The buyer of a building in poor condition must fight the impulse to blame the seller for the unexpected. In the same way, one can sell a house in poor condition, one can sell a commercial building in poor condition. Proper inspection is required. The buyer is entitled to an honest record of the building’s condition. Even so, many things can be missed.
Financial savings are not always a given. Some repairs could wipe out the initial savings. And the liability might bankrupt the business when things go wrong. Don’t be caught by surprise. Buying an old building is risky. Mitigate that risk by doing the following:
Check the Ductworks
Not all aspects of ductwork are covered under a standard building inspection. Damage within that subsystem can result in serious health problems for the people who work in the old building. It might also leave your company open to crippling liability down the road. GE is a case study for taking the problem seriously. They used a versatile pipe inspection robot to improve their ductwork inspection. If converting old buildings into commercial or industrial spaces is a routine part of your business, It will suit you to have inspection robots as a part of your toolkit. If you are counting on third-party inspectors to get the job done properly, be sure they have the right tools for the job. It is critical you know all the issues before signing the contract.
Testing and Abatement
In New York City, the regulations clearly state that testing and abatement is the responsibility of the party doing renovation, alteration, or demolition. One reason a building might be sold for a bargain price is that the current owner suspects a costly abatement procedure might be required. By selling you the old building as is, the asbestos becomes your problem.

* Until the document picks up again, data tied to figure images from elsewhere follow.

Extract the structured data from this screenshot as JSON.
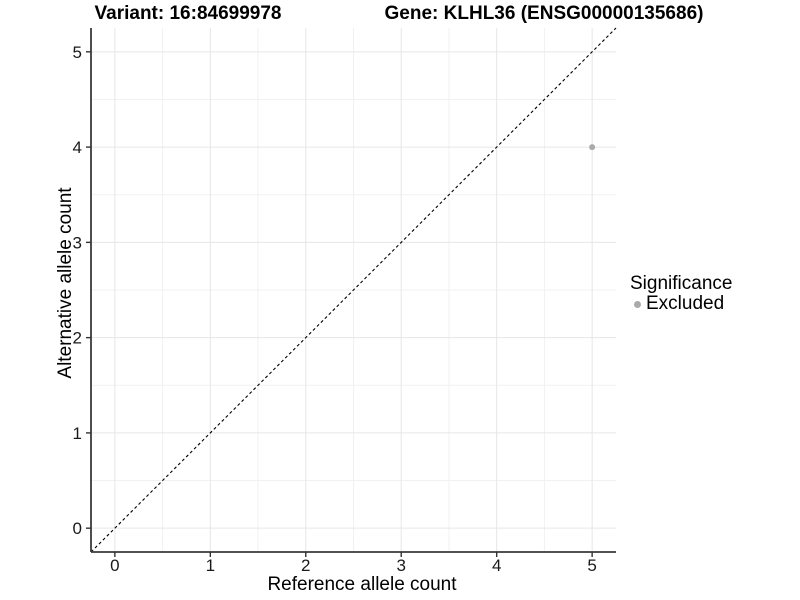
{
  "header": {
    "variant_title": "Variant: 16:84699978",
    "gene_title": "Gene: KLHL36 (ENSG00000135686)"
  },
  "chart_data": {
    "type": "scatter",
    "xlabel": "Reference allele count",
    "ylabel": "Alternative allele count",
    "xlim": [
      -0.25,
      5.25
    ],
    "ylim": [
      -0.25,
      5.25
    ],
    "x_ticks": [
      0,
      1,
      2,
      3,
      4,
      5
    ],
    "y_ticks": [
      0,
      1,
      2,
      3,
      4,
      5
    ],
    "x_minor": [
      0.5,
      1.5,
      2.5,
      3.5,
      4.5
    ],
    "y_minor": [
      0.5,
      1.5,
      2.5,
      3.5,
      4.5
    ],
    "grid": true,
    "identity_line": {
      "style": "dashed",
      "color": "#000000",
      "from": [
        -0.25,
        -0.25
      ],
      "to": [
        5.25,
        5.25
      ]
    },
    "points": [
      {
        "x": 5,
        "y": 4,
        "series": "Excluded"
      }
    ],
    "series_colors": {
      "Excluded": "#aaaaaa"
    },
    "legend": {
      "title": "Significance",
      "position": "right",
      "entries": [
        {
          "label": "Excluded",
          "color": "#aaaaaa",
          "marker": "circle"
        }
      ]
    },
    "colors": {
      "major_grid": "#e6e6e6",
      "minor_grid": "#f1f1f1",
      "axis_line": "#3a3a3a",
      "tick_mark": "#333333",
      "point_fill": "#aaaaaa"
    }
  }
}
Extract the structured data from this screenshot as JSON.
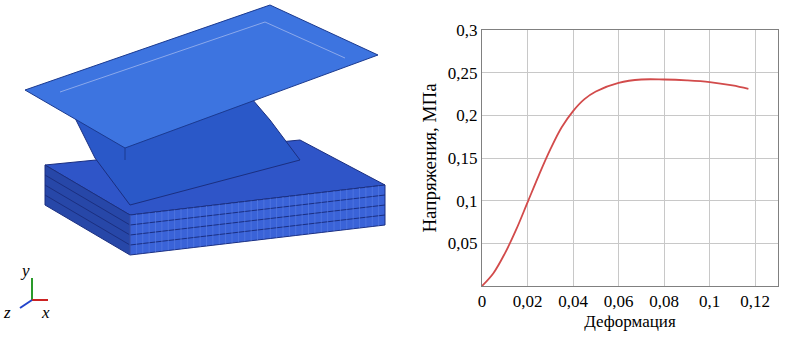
{
  "chart_data": {
    "type": "line",
    "x_label": "Деформация",
    "y_label": "Напряжения, МПа",
    "x": [
      0,
      0.005,
      0.01,
      0.015,
      0.02,
      0.025,
      0.03,
      0.035,
      0.04,
      0.045,
      0.05,
      0.06,
      0.07,
      0.08,
      0.09,
      0.1,
      0.11,
      0.117
    ],
    "series": [
      {
        "name": "Напряжения",
        "color": "#d24b4b",
        "line_style": "solid",
        "values": [
          0,
          0.015,
          0.038,
          0.066,
          0.098,
          0.13,
          0.16,
          0.186,
          0.205,
          0.219,
          0.228,
          0.238,
          0.242,
          0.242,
          0.241,
          0.239,
          0.235,
          0.231
        ]
      }
    ],
    "xlim": [
      0,
      0.13
    ],
    "xticks": [
      0,
      {
        "value": 0.02,
        "label": "0,02"
      },
      {
        "value": 0.04,
        "label": "0,04"
      },
      {
        "value": 0.06,
        "label": "0,06"
      },
      {
        "value": 0.08,
        "label": "0,08"
      },
      {
        "value": 0.1,
        "label": "0,1"
      },
      {
        "value": 0.12,
        "label": "0,12"
      }
    ],
    "ylim": [
      0,
      0.3
    ],
    "yticks": [
      {
        "value": 0.05,
        "label": "0,05"
      },
      {
        "value": 0.1,
        "label": "0,1"
      },
      {
        "value": 0.15,
        "label": "0,15"
      },
      {
        "value": 0.2,
        "label": "0,2"
      },
      {
        "value": 0.25,
        "label": "0,25"
      },
      {
        "value": 0.3,
        "label": "0,3"
      }
    ],
    "grid": true
  },
  "model_triad_labels": {
    "x": "x",
    "y": "y",
    "z": "z"
  }
}
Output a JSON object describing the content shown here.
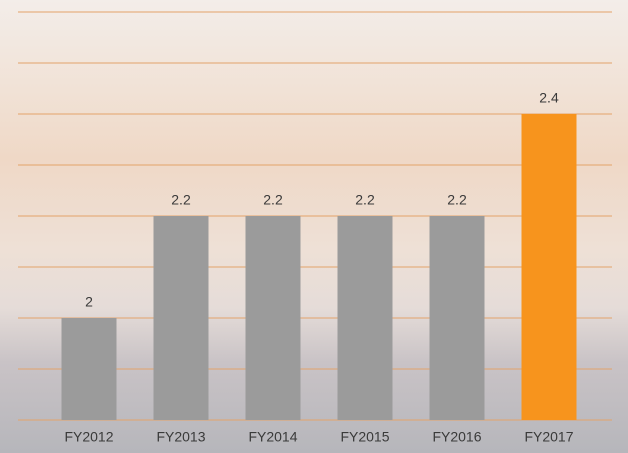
{
  "chart_data": {
    "type": "bar",
    "categories": [
      "FY2012",
      "FY2013",
      "FY2014",
      "FY2015",
      "FY2016",
      "FY2017"
    ],
    "values": [
      2,
      2.2,
      2.2,
      2.2,
      2.2,
      2.4
    ],
    "colors": [
      "#9b9b9b",
      "#9b9b9b",
      "#9b9b9b",
      "#9b9b9b",
      "#9b9b9b",
      "#f7941d"
    ],
    "ylim": [
      1.8,
      2.6
    ],
    "yticks": [
      1.8,
      1.9,
      2.0,
      2.1,
      2.2,
      2.3,
      2.4,
      2.5,
      2.6
    ],
    "grid": true
  }
}
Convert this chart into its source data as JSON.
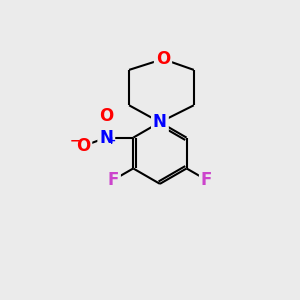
{
  "background_color": "#ebebeb",
  "bond_color": "#000000",
  "bond_width": 1.5,
  "atom_colors": {
    "O": "#ff0000",
    "N": "#0000ff",
    "F": "#cc44cc"
  },
  "font_size": 12
}
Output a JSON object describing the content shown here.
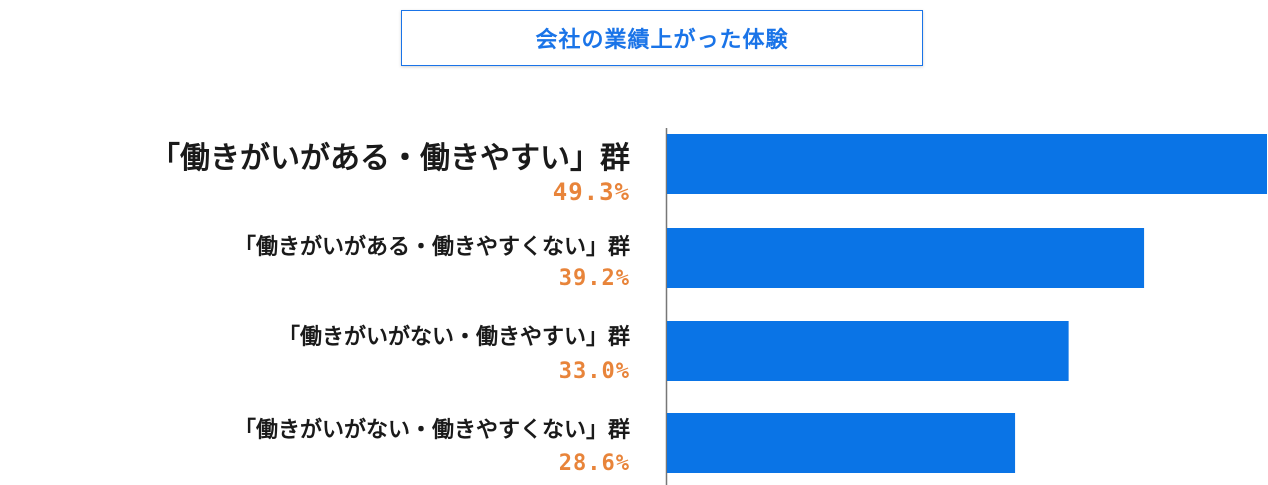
{
  "chart_data": {
    "type": "bar",
    "orientation": "horizontal",
    "title": "会社の業績上がった体験",
    "categories": [
      "「働きがいがある・働きやすい」群",
      "「働きがいがある・働きやすくない」群",
      "「働きがいがない・働きやすい」群",
      "「働きがいがない・働きやすくない」群"
    ],
    "values": [
      49.3,
      39.2,
      33.0,
      28.6
    ],
    "value_labels": [
      "49.3%",
      "39.2%",
      "33.0%",
      "28.6%"
    ],
    "xlim": [
      0,
      49.3
    ],
    "grid": false,
    "colors": {
      "bar": "#0a74e6",
      "value_label": "#e8843a",
      "title": "#1a74e8",
      "axis": "#777777"
    }
  }
}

You are also responsible for the mold and lead paint you inherited. Every old structure built before the ’70s should be assumed to have asbestos, mold, and lead. This does not have to be a deal-breaker. But it does have to be factored into the purchase.
Be Sure Desired Upgrades Are Possible
Your big, beautiful vision for your business might not be possible in that venerable property you have your eye on. Before you decide to install a business requiring a lot of wireless communications, you need to be sure wifi can be conducted through the walls of the building. You cannot just create cellular signals from nothing. If you are in a cellular dead zone, you might not be able to do anything about that.
If your old building is determined to be a historic landmark, you will find yourself very limited in the types of modifications you are allowed to make. There are other regulatory hurdles to overcome. The property might not be zoned for the kind of business you want. You have to consider your future plans and be sure the property can support those plans.
It is okay to use an old building for your business. Companies do it all the time and for good reason. Just be sure to do your due diligence, first. Check the ductworks. Do testing and abatement. And be sure the building will support your future plans.